Organization of American States – Democracy, Destabilization
Statement of the OAS General Secretariat
October 16, 2019
The recent currents of destabilization of the political systems of the hemisphere have their origins in the strategy of the Bolivarian and Cuban dictatorships, which seek to reposition themselves once again, not through a process of re-institutionalization and re-democratization, but through their old methodology of exporting polarization and bad practices, to essentially finance, support and promote political and social conflict.
The “Bolivarian breezes” to which the president of the illegitimate Bolivarian constituent national assembly has referred, have brought destabilization, violence, drug trafficking, death and corruption. The Venezuelan people themselves have paid the highest cost, but the other countries of the hemisphere are also now paying a high price for the crisis caused by the Venezuelan dictatorship.

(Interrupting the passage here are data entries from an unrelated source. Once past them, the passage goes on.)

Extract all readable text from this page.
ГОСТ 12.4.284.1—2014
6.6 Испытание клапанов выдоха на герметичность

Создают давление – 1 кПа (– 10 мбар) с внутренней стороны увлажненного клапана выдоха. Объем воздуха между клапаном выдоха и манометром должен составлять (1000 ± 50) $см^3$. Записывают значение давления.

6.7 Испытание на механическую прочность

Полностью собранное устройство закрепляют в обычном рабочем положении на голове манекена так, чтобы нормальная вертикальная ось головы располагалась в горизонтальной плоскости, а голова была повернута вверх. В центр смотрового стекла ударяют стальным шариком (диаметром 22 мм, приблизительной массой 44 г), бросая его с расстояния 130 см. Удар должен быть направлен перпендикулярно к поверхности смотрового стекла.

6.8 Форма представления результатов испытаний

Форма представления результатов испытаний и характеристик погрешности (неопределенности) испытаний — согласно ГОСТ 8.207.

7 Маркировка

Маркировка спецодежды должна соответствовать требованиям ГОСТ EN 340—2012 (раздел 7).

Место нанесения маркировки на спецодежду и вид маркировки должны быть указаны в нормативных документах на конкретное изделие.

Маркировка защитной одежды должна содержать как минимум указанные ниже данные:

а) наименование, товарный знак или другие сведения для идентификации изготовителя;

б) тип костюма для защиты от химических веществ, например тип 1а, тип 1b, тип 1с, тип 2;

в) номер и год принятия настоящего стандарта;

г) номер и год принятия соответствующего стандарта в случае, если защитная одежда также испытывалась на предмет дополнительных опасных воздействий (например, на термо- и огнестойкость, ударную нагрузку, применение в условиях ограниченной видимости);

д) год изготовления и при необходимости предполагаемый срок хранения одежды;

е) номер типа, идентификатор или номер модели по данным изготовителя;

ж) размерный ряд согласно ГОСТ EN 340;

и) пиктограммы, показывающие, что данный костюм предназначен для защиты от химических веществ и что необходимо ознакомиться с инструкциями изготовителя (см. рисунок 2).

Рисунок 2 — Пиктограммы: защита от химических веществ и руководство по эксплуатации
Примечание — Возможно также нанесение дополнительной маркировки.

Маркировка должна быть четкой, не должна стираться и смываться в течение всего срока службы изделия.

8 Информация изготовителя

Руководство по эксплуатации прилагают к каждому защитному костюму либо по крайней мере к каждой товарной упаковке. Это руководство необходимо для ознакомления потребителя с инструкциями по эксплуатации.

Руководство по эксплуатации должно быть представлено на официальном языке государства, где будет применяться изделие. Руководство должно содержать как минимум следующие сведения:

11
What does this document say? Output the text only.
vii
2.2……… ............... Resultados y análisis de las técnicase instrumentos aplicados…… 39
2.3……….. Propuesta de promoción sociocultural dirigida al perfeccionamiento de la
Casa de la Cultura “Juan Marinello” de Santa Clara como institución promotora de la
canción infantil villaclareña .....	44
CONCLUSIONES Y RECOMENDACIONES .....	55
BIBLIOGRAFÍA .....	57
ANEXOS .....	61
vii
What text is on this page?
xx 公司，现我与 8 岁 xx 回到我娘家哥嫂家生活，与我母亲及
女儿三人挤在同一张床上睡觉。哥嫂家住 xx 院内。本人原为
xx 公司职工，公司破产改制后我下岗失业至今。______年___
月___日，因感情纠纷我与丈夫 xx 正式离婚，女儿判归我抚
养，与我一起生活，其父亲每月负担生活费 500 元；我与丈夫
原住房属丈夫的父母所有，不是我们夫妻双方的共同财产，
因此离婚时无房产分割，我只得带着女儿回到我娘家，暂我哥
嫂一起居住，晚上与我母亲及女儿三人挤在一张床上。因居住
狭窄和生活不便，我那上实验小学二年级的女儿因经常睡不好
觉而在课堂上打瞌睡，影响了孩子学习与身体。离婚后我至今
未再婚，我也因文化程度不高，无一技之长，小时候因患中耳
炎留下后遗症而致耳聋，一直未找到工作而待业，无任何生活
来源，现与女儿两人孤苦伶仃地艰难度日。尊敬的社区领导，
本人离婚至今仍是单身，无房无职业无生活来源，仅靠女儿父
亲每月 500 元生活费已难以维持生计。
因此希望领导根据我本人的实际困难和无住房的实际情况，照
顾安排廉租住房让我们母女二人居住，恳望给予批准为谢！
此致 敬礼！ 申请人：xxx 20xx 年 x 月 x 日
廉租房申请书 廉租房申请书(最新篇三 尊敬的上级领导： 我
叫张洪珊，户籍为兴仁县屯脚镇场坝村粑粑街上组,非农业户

“Bolivarian breezes” are not welcome in this hemisphere. We strongly condemn the threat of exporting bad practices and destabilization to Colombia made by that person in the Bolivarian dictatorship.
The strategy of destabilization of democracy through the financing of political and social movements has distorted political dynamics in the Americas. For years, the Venezuelan dictatorship, with the support of the Cuban dictatorship, institutionalized sophisticated co-optation, repression, destabilization and media propaganda structures in the region. For example, the financing of the Venezuelan dictatorship to political campaigns has been one of the effective ways to increase capacities to generate conflict.
The crisis in Ecuador is an expression of the distortions that the Venezuelan and Cuban dictatorships have installed in the political systems of the hemisphere. However, what recent events have also shown is that the intentional and systematic strategy of the two dictatorships to destabilize democracies is no longer as effective as in the past.
The OAS General Secretariat reaffirms its obligation to protect democratic principles and human rights, and to defend them where they are threatened. It also remains available to member states in their efforts to address the destabilization factors organized by the Venezuelan and Cuban dictatorship.